The invention also provides for two (2) types of therapeutic intervention. Patients with a specific genetic defect, R462Q RNase L, correlate highly with XMRV infection and prostate cancer. The reduced enzyme activity associated with the genetic defect may well make it easier for this particular virus to infect the cell, in due course, giving rise to DFS and if the cell is a male germ cell, prostate cancer. Patients with the R462Q RNase L genetic alteration should of course be assayed for the presence of XMRV infection. Patients who do not show such infection, should then be vaccinated against infection, or treated with antibodies to provide a protective titer, of anti-TSG101 antibodies, that bind TSG101 on the surface of the cell targeted by XMRV, which appears to control infectivity and either prevent or limit cell infection by the virus.

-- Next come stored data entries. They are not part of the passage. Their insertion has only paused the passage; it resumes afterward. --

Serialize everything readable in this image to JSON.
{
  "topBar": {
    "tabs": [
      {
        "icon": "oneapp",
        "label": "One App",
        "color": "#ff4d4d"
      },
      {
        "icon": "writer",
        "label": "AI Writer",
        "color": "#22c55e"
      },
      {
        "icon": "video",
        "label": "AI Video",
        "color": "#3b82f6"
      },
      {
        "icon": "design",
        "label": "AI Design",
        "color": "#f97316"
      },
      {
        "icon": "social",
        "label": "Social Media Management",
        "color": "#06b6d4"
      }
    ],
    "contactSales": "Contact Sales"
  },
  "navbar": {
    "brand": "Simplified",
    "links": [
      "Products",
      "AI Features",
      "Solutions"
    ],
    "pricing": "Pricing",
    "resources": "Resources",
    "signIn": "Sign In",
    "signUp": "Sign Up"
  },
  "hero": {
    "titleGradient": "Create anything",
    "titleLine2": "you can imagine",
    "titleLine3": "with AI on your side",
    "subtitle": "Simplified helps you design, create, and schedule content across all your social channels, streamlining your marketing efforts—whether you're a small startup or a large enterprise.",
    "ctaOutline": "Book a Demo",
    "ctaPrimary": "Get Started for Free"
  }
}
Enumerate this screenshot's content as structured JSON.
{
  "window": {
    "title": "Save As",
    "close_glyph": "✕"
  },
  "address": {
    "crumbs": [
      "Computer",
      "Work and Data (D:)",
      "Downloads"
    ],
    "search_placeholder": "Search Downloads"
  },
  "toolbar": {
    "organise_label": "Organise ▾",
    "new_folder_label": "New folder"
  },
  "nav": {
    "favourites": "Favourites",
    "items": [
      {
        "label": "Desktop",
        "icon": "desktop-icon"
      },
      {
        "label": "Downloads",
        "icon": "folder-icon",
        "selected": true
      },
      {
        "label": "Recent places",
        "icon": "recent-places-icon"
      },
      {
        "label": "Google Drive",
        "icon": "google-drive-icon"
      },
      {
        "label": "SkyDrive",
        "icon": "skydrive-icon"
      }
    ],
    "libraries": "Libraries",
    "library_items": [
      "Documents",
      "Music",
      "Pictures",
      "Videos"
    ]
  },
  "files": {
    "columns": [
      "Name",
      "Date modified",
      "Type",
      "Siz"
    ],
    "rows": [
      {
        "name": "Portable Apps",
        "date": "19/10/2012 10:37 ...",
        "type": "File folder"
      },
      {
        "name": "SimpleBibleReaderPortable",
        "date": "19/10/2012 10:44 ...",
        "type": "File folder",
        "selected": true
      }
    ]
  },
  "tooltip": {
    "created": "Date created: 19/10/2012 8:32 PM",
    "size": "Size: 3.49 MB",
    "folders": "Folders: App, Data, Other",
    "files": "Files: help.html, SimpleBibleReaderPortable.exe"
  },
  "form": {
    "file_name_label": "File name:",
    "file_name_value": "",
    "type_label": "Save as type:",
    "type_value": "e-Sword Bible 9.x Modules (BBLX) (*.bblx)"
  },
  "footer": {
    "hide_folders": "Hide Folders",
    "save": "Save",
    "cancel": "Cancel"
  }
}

Finally, those individuals found to be both suffering from prostate cancer or CFS and exhibiting XMRV infection may be benefitted by having TSG101 antibodies administered. In test mammals, this demonstrated a profound effect in both reducing tumor size and in extending survival. Since the binding of TSG101 on the surface of virally infected cells has been demonstrated effective in reducing the infectivity of influenza, HIV and Ebola, among others, and effective in extending survival of infected animals, it is no surprise that administration of similar or the same antibodies may suppress the consequences of infection by another virus, XMRV. Thus, prostate cancer patients may be either vaccinated with an immunogenic polypeptide that generates the expression of anti-TSG101 antibodies in the host in an effective circulating titer, or be provided with passive protection in the form of TSG101 antibodies such as those deposited at the ATCC in deposits PTA-9611 and PTA-10135, or similar antibodies demonstrated to be suitable to administration to mammals including humans, and having similar binding properties, including the ability to promote ADCC and or Fc mediated cell killing.
While the present invention has been disclosed with references to certain embodiments, numerous modification, alterations, and changes to the described embodiments are possible without departing from the sphere and character of the present invention. In particular, specific antibodies, cell lines, peptides and procedures are exemplary only. Alternatives, including dosing regimens and identification of appropriate dosage levels, are known to those of skill in the art, or could be readily determined by routine laboratory evaluation and testing.
While the present invention has been disclosed with references to certain embodiments, numerous modification, alterations, and changes to the described embodiments are possible without departing from the sphere and scope of the present invention, as defined in the appended claims. Accordingly, it is intended that the present invention not be limited to the described embodiments, but that it has the full scope defined by the language of the following claims, and equivalents thereof.